Hi Chris,
At 04:28 PM 4/30/2010, Chris Newman wrote:
I've been dealing with client certificate authentication lately and realized we have an interoperability problem with our standards. For SMTP submission, when an end-user wishes to authenticate using a client certificate, the protocol sequence to do so is unclear.

This sequence works assuming the server enables SASL EXTERNAL and the client implements it (not true of all deployed software):

====
C: EHLO ...
S: ...
C: STARTTLS
S: 220 2.5.0 Go ahead with TLS negotiation.
<negotiate TLS with client certificate>
C: EHLO ...
S: ...
S: 250-AUTH EXTERNAL ...
S: ...
C: AUTH EXTERNAL =
S: 235 2.7.0 EXTERNAL authentication successful.
C: MAIL FROM:<[email protected]>
C: RCPT TO:<[email protected]>
<relay is allowed>
====

This sequence of commands may or may not work but RFC 4409 section 4.3 can be interpreted to permit it assuming a client certificate via TLS counts as "independently established authentication":

====
C: EHLO ...
S: ...
C: STARTTLS
S: 220 2.5.0 Go ahead with TLS negotiation.
<negotiate TLS with client certificate>
C: EHLO ...
S: ...
C: MAIL FROM:<[email protected]>
C: RCPT TO:<[email protected]>
<relay may or may not be allowed>
====

An SMTP submission client that implements only the latter will not interoperate with an SMTP submission server that implements only the former (and possibly vice versa if the client is unwilling to "just try it" when AUTH EXTERNAL isn't there). One of these two cases must be interpreted or declared not valid by the standards to resolve the interoperability problem.

Section 3.3 of RFC 4409 discusses about authorized submissions. The user may be authenticated using several methods.

Option 1: relevant to YAM -- Clarify 4409 section 4.3 to state that providing client authentication during TLS does not constitute "independently established authentication" because there is no indication in the TLS layer whether that authentication was deemed acceptable for SMTP submission authentication. Perhaps note as an informational reference that "AUTH EXTERNAL" can be used to determine the validity for that purpose.

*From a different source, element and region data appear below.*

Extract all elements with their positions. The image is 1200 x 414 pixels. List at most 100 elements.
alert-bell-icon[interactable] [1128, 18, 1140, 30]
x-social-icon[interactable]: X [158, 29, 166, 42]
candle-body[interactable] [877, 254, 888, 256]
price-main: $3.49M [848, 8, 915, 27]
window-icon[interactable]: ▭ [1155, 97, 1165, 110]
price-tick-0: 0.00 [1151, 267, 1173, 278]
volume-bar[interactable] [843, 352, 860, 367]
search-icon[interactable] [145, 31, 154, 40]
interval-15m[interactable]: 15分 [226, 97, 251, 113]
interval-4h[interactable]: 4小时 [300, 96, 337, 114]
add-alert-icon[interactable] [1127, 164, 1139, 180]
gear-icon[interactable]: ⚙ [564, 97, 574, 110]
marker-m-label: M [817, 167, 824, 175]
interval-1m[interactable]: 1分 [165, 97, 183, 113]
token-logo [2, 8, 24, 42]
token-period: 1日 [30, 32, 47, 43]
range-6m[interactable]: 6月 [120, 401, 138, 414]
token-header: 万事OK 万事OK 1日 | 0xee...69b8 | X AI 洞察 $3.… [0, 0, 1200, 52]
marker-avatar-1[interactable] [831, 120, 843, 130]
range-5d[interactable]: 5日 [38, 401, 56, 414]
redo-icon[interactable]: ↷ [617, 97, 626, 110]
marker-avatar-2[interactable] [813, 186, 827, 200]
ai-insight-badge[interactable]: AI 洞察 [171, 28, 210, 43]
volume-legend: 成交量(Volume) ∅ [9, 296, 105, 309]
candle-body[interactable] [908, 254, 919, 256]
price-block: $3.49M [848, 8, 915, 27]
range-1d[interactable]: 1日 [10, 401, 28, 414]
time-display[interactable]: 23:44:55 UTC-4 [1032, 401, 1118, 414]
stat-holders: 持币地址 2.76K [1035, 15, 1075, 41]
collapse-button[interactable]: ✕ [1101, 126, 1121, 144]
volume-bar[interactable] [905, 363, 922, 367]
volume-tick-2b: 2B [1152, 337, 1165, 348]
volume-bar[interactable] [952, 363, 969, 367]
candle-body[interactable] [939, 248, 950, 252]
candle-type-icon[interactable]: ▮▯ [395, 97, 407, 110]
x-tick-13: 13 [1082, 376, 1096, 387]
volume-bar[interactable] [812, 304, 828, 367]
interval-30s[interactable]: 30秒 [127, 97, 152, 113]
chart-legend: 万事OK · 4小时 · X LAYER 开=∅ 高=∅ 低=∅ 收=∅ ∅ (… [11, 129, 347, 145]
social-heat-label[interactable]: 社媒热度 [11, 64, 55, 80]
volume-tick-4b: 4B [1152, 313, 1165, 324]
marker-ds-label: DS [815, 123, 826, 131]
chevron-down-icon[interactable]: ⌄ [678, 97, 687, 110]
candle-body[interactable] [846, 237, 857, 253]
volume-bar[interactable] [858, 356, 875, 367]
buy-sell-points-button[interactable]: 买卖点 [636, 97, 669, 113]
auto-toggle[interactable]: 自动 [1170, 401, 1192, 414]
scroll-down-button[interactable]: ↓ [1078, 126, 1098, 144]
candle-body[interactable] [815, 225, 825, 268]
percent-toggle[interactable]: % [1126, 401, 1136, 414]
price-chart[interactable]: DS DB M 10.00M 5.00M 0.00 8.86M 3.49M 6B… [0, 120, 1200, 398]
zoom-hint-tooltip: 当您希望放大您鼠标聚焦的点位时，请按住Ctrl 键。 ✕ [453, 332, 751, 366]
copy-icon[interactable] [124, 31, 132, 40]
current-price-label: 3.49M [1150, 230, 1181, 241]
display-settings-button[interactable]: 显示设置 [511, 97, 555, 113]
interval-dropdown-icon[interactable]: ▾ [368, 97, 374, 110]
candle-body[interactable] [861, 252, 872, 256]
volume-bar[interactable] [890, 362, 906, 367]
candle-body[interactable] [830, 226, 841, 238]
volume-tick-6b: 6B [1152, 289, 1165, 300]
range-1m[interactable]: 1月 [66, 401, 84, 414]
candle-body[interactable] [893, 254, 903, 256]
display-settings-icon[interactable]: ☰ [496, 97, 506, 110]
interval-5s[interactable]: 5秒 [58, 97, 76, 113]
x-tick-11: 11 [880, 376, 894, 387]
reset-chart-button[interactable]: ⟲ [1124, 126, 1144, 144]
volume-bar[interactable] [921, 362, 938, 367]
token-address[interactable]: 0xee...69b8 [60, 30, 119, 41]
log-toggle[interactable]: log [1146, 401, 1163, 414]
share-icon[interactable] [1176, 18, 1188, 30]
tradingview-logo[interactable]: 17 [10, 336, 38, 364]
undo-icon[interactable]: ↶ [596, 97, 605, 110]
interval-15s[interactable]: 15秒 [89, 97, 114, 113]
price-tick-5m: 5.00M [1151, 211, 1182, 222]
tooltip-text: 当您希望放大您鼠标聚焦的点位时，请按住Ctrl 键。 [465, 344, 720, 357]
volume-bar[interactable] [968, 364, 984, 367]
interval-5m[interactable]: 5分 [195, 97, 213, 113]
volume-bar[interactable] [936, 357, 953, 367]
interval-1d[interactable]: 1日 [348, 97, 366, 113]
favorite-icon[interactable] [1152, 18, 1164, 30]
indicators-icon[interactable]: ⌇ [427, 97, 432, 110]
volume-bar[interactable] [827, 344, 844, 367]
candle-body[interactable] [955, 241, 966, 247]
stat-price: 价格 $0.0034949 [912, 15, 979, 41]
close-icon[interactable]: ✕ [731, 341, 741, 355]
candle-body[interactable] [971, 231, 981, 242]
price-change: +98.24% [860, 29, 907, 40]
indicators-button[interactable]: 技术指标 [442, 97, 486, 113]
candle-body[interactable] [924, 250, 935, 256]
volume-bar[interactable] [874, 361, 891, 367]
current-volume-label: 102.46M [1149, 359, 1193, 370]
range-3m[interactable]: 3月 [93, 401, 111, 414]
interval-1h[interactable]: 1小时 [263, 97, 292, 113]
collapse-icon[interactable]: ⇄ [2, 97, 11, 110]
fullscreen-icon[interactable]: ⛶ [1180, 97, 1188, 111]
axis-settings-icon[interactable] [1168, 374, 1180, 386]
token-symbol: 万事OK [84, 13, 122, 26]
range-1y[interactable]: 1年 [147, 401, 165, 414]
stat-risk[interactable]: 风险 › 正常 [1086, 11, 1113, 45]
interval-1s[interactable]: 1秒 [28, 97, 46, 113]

SMTP AUTH is a MUST according to Section 4.3 but other types of authentication are allowed. Section 4.1 of RFC 3207 mentions authentication. In the above example there has been some level of authentication. Option 1 gets into what constitutes authentication and it's not a good idea to get into a discussion about it in RFC 4409.

Option 2: Incompatible change to RFC 3207 (SMTP STARTTLS) when an SMTP client provides a client certificate the server deems valid for authentication purposes, the server MUST enable the SASL EXTERNAL mechanism (advertising it in EHLO and allowing it in AUTH). If the client issues "MAIL FROM" without issuing an AUTH command in this situation, the server MUST behave as if an implicit "AUTH EXTERNAL =" was issued by the client.

Pros: Doesn't break any clients. Cons: Some previously complaint SMTP STARTTLS server implementations are declared incompliant (including the shipping product from my company ;-).

The better place to add that is in a RFC about AUTH EXTERNAL. Don't break existing implementations unless you really have to. :-)

Option 3: Incompatible change to RFC 3207 (SMTP STARTTLS) to declare that client authentication provided via STARTTLS is not considered valid authentication at the SMTP layer until the client issues an "AUTH EXTERNAL" command.

Pros: Consistent with IMAP+STARTTLS and POP+STARTTLS. Cons: Some previously compliant SMTP STARTTLS client and server implementations are declared incompliant.

Section 4.3 of RFC 3207 mentions that:

  "In fact, since the submission port is by definition not a publicly
   referenced SMTP server, the STARTTLS extension can be particularly
   useful by providing security and authentication for this service."

To summarize, the question is where to solve the problem. I don't think that should be done in RFC 4409.